Solidarity as a Survival Strategy
So, what do you do tonight when the 3 a.m. Anxiety strikes? You stop trying to optimize your child as a standalone economic unit. The Vox piece suggests moving from hoarding to solidarity, and from an Archyde perspective, this is the only viable path forward. We are seeing early indicators that communities with strong mutual aid networks are more resilient to economic shocks than those reliant on individual wealth.
Encourage your child to join teams, unions, or community groups where success is shared. Let them see that safety comes from networks, not just net worth. This does not mean abandoning education. A classic liberal-arts education remains one of the best defenses against obsolescence because it teaches humans to be human. But it must be paired with an understanding of power dynamics. Your child needs to know how to use AI, but too how to regulate it.
The landscape is shifting faster than any curriculum can track. The Department of Labor has begun tracking AI workforce developments, but federal guidance moves slower than technology. You cannot wait for the government to protect your child’s future. You have to build the protection yourself, alongside other parents who realize the same truth. The old instruction manual is gone. The new one is being written by those willing to engage with the structural forces at play.

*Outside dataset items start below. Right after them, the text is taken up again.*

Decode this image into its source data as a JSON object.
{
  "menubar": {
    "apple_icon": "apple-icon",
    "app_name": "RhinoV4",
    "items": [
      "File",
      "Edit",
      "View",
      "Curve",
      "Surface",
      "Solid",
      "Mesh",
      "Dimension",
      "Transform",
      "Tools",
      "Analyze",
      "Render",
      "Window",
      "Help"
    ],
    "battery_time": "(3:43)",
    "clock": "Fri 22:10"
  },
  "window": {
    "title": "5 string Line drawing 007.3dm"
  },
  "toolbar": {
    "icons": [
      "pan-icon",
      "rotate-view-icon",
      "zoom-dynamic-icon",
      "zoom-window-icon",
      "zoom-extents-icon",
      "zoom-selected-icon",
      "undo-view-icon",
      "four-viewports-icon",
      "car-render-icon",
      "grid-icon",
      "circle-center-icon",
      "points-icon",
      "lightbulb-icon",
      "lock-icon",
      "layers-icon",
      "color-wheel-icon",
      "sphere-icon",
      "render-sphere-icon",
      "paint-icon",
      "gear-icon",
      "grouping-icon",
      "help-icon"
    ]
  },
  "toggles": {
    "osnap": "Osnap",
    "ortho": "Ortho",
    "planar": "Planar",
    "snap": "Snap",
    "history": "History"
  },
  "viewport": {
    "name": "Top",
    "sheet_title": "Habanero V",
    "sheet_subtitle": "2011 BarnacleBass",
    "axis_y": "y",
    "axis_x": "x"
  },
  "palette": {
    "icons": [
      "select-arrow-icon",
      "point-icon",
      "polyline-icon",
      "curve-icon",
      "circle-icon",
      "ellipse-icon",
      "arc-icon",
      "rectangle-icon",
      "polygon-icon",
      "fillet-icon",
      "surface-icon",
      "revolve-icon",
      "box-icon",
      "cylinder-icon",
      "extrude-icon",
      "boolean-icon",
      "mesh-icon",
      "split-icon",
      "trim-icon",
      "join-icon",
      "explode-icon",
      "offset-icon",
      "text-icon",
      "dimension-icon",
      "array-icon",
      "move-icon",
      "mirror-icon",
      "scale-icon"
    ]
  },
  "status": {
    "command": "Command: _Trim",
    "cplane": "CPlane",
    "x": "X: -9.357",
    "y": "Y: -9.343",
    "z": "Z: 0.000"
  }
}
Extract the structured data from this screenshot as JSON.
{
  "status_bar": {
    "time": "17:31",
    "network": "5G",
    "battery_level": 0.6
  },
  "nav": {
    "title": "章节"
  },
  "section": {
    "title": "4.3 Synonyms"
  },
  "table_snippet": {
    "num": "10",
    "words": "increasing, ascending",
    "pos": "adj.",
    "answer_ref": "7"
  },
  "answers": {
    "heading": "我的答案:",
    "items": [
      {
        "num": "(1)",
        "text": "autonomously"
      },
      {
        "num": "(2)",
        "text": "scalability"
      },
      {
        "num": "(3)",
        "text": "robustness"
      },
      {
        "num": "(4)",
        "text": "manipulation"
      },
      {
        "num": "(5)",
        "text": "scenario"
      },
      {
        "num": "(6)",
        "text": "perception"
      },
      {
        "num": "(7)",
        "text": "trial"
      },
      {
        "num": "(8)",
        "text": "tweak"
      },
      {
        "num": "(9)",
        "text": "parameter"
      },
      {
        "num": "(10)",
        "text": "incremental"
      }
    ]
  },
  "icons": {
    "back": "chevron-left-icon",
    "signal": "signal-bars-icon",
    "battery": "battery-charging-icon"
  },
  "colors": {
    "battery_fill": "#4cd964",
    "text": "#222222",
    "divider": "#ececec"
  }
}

The Verdict on Uncertainty
Walsh asked if there was a way to sleep better at night. The answer lies in accepting the limits of individual control. You cannot guarantee your child a job in 2040. No tuition fee, private or public, can promise that. But you can guarantee they will not face the future alone. Teach them to reason, yes. Teach them to be kind, absolutely. But most importantly, teach them that their security is tied to the security of their neighbors.
In this AI-scrambled market, the most disruptive thing you can raise is not a genius coder, but a committed citizen. The friction they encounter in learning to deliberate, to argue, and to organize is the only friction that will generate enough heat to keep the cold out. That is the legacy worth building.